Alla morte del narcotrafficante colombiano Pablo Escobar, nel 1993, i suoi quattro ippopotami trovarono un ambiente favorevole sul fiume Magdalena, dove hanno potuto riprodursi e prosperare, fino a raggiungere oggi una popolazione stimata di 50-80 esemplari. Secondo gli esperti quest'area della Colombia potrebbe ospitarne un numero variabile tra 800 e 5.000 esemplari entro il 2050. Lo sottolinea un articolo pubblicato sulla rivista Proceedings of the National Academy of Sciences, ad opera dei ricercatori della University of Technology di Sydney, i quali sostengono che questo non sia l'unico caso di animali che si sono adattati in luoghi precedentemente inaspettati. "In Australia è possibile incontrare cammelli selvatici nell'entroterra, mentre dal Texas alla Patagonia ci si puo' imbattere in diversi esemplari di antilopi. I maiali selvatici sono ovunque", afferma Erick Lundgren, ecologo presso la University of Technology di Sydney.

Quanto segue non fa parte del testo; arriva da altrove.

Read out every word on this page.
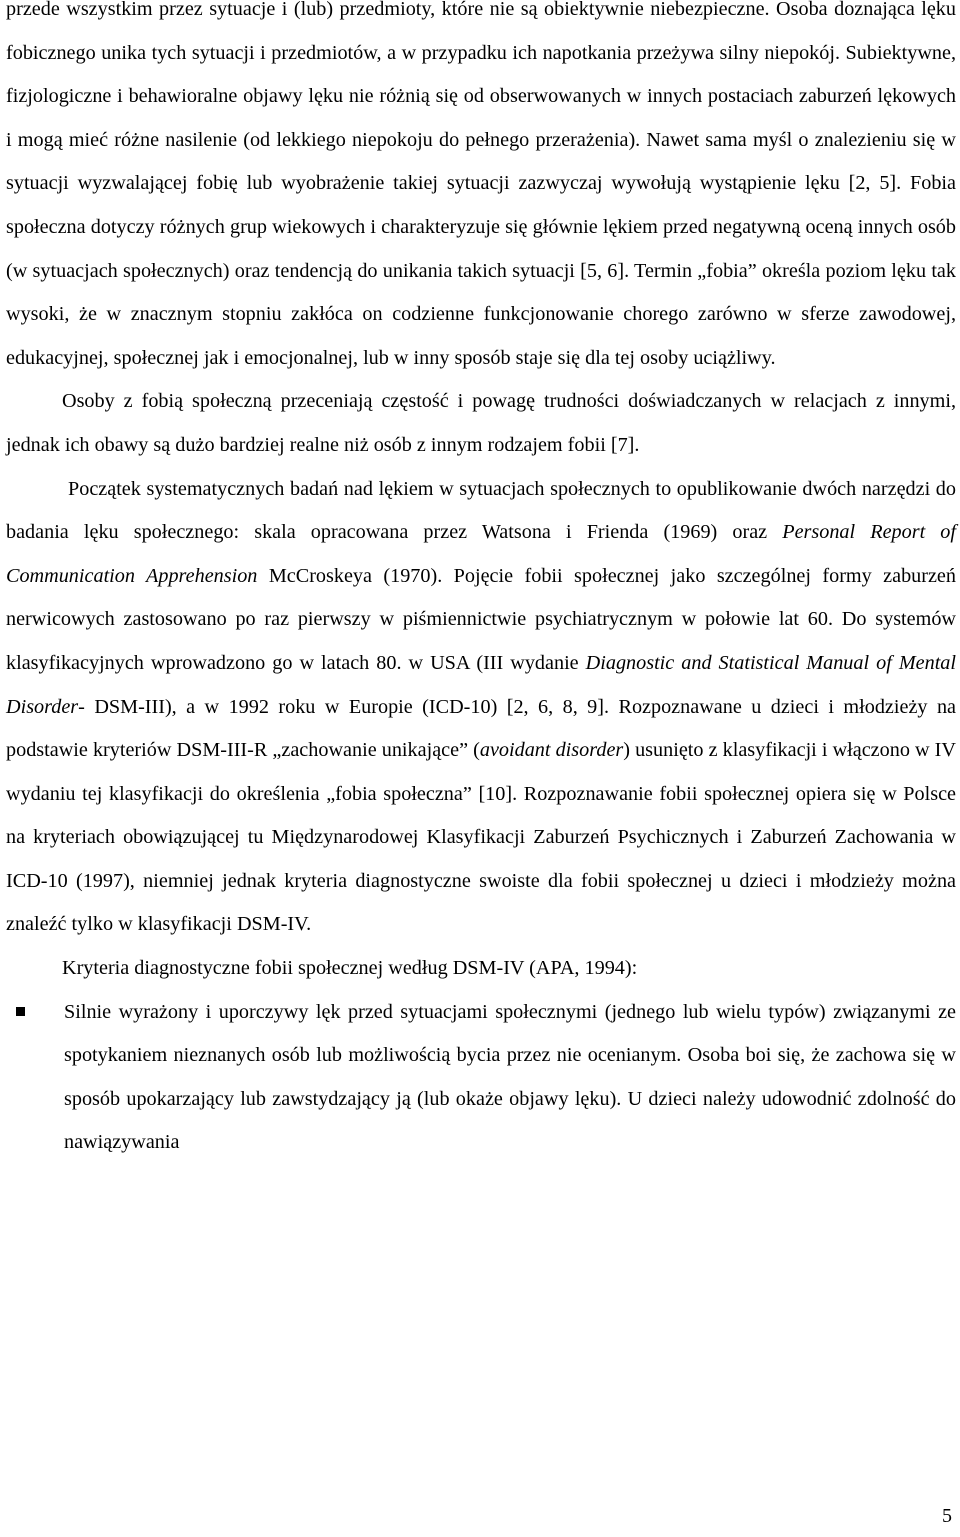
przede wszystkim przez sytuacje i (lub) przedmioty, które nie są obiektywnie niebezpieczne. Osoba doznająca lęku fobicznego unika tych sytuacji i przedmiotów, a w przypadku ich napotkania przeżywa silny niepokój. Subiektywne, fizjologiczne i behawioralne objawy lęku nie różnią się od obserwowanych w innych postaciach zaburzeń lękowych i mogą mieć różne nasilenie (od lekkiego niepokoju do pełnego przerażenia). Nawet sama myśl o znalezieniu się w sytuacji wyzwalającej fobię lub wyobrażenie takiej sytuacji zazwyczaj wywołują wystąpienie lęku [2, 5]. Fobia społeczna dotyczy różnych grup wiekowych i charakteryzuje się głównie lękiem przed negatywną oceną innych osób (w sytuacjach społecznych) oraz tendencją do unikania takich sytuacji [5, 6]. Termin „fobia” określa poziom lęku tak wysoki, że w znacznym stopniu zakłóca on codzienne funkcjonowanie chorego zarówno w sferze zawodowej, edukacyjnej, społecznej jak i emocjonalnej, lub w inny sposób staje się dla tej osoby uciążliwy.

Osoby z fobią społeczną przeceniają częstość i powagę trudności doświadczanych w relacjach z innymi, jednak ich obawy są dużo bardziej realne niż osób z innym rodzajem fobii [7].

Początek systematycznych badań nad lękiem w sytuacjach społecznych to opublikowanie dwóch narzędzi do badania lęku społecznego: skala opracowana przez Watsona i Frienda (1969) oraz Personal Report of Communication Apprehension McCroskeya (1970). Pojęcie fobii społecznej jako szczególnej formy zaburzeń nerwicowych zastosowano po raz pierwszy w piśmiennictwie psychiatrycznym w połowie lat 60. Do systemów klasyfikacyjnych wprowadzono go w latach 80. w USA (III wydanie Diagnostic and Statistical Manual of Mental Disorder- DSM-III), a w 1992 roku w Europie (ICD-10) [2, 6, 8, 9]. Rozpoznawane u dzieci i młodzieży na podstawie kryteriów DSM-III-R „zachowanie unikające” (avoidant disorder) usunięto z klasyfikacji i włączono w IV wydaniu tej klasyfikacji do określenia „fobia społeczna” [10]. Rozpoznawanie fobii społecznej opiera się w Polsce na kryteriach obowiązującej tu Międzynarodowej Klasyfikacji Zaburzeń Psychicznych i Zaburzeń Zachowania w ICD-10 (1997), niemniej jednak kryteria diagnostyczne swoiste dla fobii społecznej u dzieci i młodzieży można znaleźć tylko w klasyfikacji DSM-IV.

Kryteria diagnostyczne fobii społecznej według DSM-IV (APA, 1994):

Silnie wyrażony i uporczywy lęk przed sytuacjami społecznymi (jednego lub wielu typów) związanymi ze spotykaniem nieznanych osób lub możliwością bycia przez nie ocenianym. Osoba boi się, że zachowa się w sposób upokarzający lub zawstydzający ją (lub okaże objawy lęku). U dzieci należy udowodnić zdolność do nawiązywania
5
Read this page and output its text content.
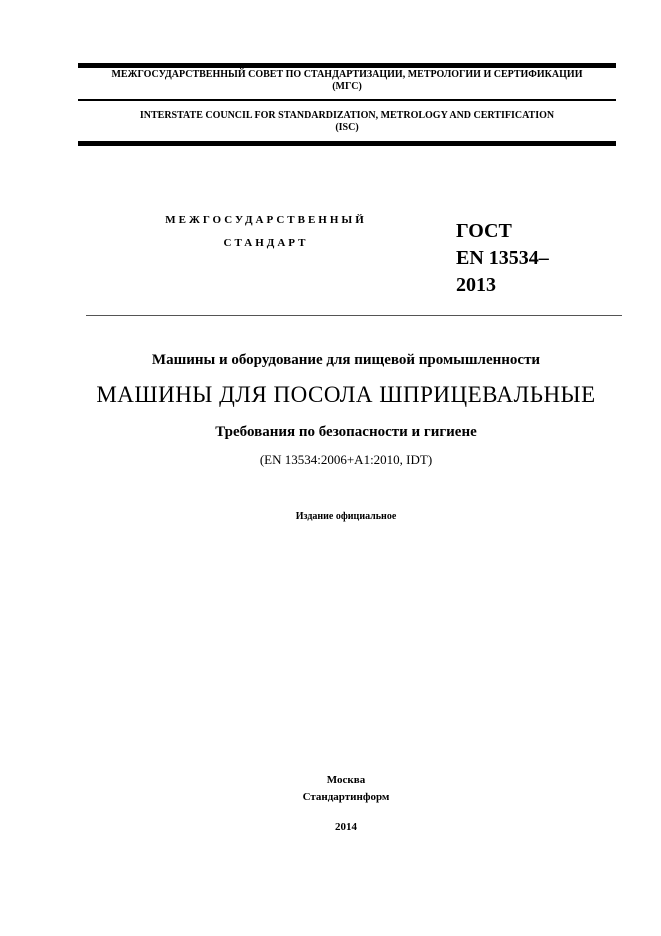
МЕЖГОСУДАРСТВЕННЫЙ СОВЕТ ПО СТАНДАРТИЗАЦИИ, МЕТРОЛОГИИ И СЕРТИФИКАЦИИ
(МГС)
INTERSTATE COUNCIL FOR STANDARDIZATION, METROLOGY AND CERTIFICATION
(ISC)
МЕЖГОСУДАРСТВЕННЫЙ
СТАНДАРТ
ГОСТ
EN 13534–
2013
Машины и оборудование для пищевой промышленности
МАШИНЫ ДЛЯ ПОСОЛА ШПРИЦЕВАЛЬНЫЕ
Требования по безопасности и гигиене
(EN 13534:2006+A1:2010, IDT)
Издание официальное
Москва
Стандартинформ
2014
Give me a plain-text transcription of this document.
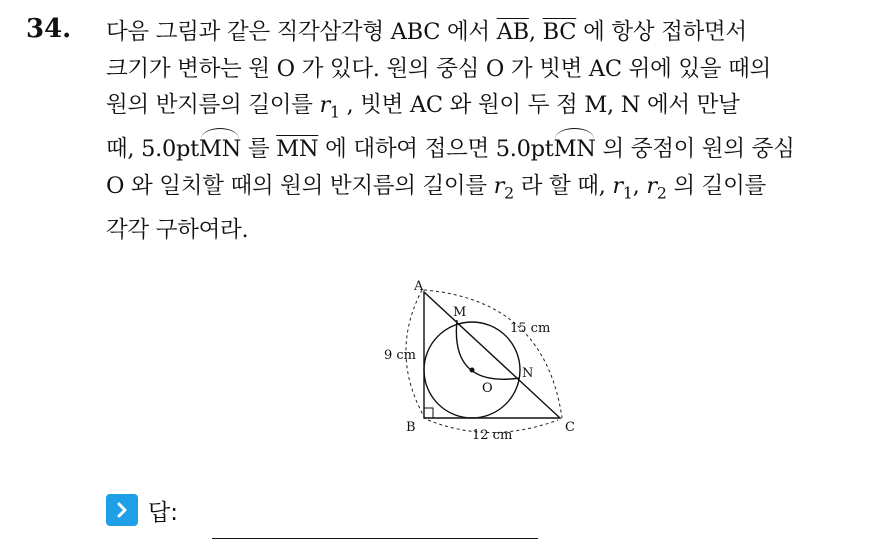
34. 다음 그림과 같은 직각삼각형 ABC 에서 $\overline{AB}$, $\overline{BC}$ 에 항상 접하면서
크기가 변하는 원 O 가 있다. 원의 중심 O 가 빗변 AC 위에 있을 때의
원의 반지름의 길이를 $r_1$ , 빗변 AC 와 원이 두 점 M, N 에서 만날
때, 5.0ptMN 를 $\overline{MN}$ 에 대하여 접으면 5.0ptMN 의 중점이 원의 중심
O 와 일치할 때의 원의 반지름의 길이를 $r_2$ 라 할 때, $r_1$, $r_2$ 의 길이를
각각 구하여라.
A
B	C
M
N
O
9 cm
12 cm
15 cm
답:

"Si pensava che la presenza di questi animali potesse provocare impatti potenzialmente dannosi sugli ecosistemi, ma in realtà abbiamo scoperto che queste specie esotiche potrebbero ripristinare le funzioni ecologiche compromesse dopo le perdite dell'ultima era glaciale", prosegue il ricercatore, ricordando che circa 100mila anni fa, durante il tardo Pleistocene, si verificò un'ondata di estinzioni per cui l'esistenza di diverse specie in tutto il mondo venne compromessa, come quella dei mammut in Eurasia, cavalli e bradipi giganti nelle Americhe e un alcuni marsupiali giganti in Australia. "Riteniamo che la perdita di questi grandi animali possa aver modificato le catene alimentari e i cicli degli ecosistemi da cui sono stati estromessi, in particolare nei luoghi più colpiti", spiega ancora Lundgren.
Il suo team ha consultato gli archivi accademici per ricostruire la flora e la fauna presenti ed estinte sul pianeta negli ultimi 126mila anni. "Le forme di vita sono state classificate in base a caratteristiche come dimensione del corpo, anatomia, alimentazione e interazione con l'ambiente. Abbiamo confrontato gli stili di vita degli erbivori stabiliti successivamente con quelli delle specie autoctone. Ci aspettavamo che l'introduzione di nuove specie deteriorasse i rapporti e la competizione con le specie autoctone, mentre sembra che le creature ecologicamente distinte dalle specie originarie dei luoghi siano state in grado di prosperare e fiorire", commenta Lundgren. "L'idea della distinzione di ciò che 'naturale' da ciò che non lo è potrebbe essere in realtà un costrutto della mente umana. Spero che questa ricerca possa stimolare umiltà e curiosità quando guardiamo a questi organismi e a come possono cambiare il mondo", commenta John Rowan, paleontologo presso l'Universita' del Massachusetts.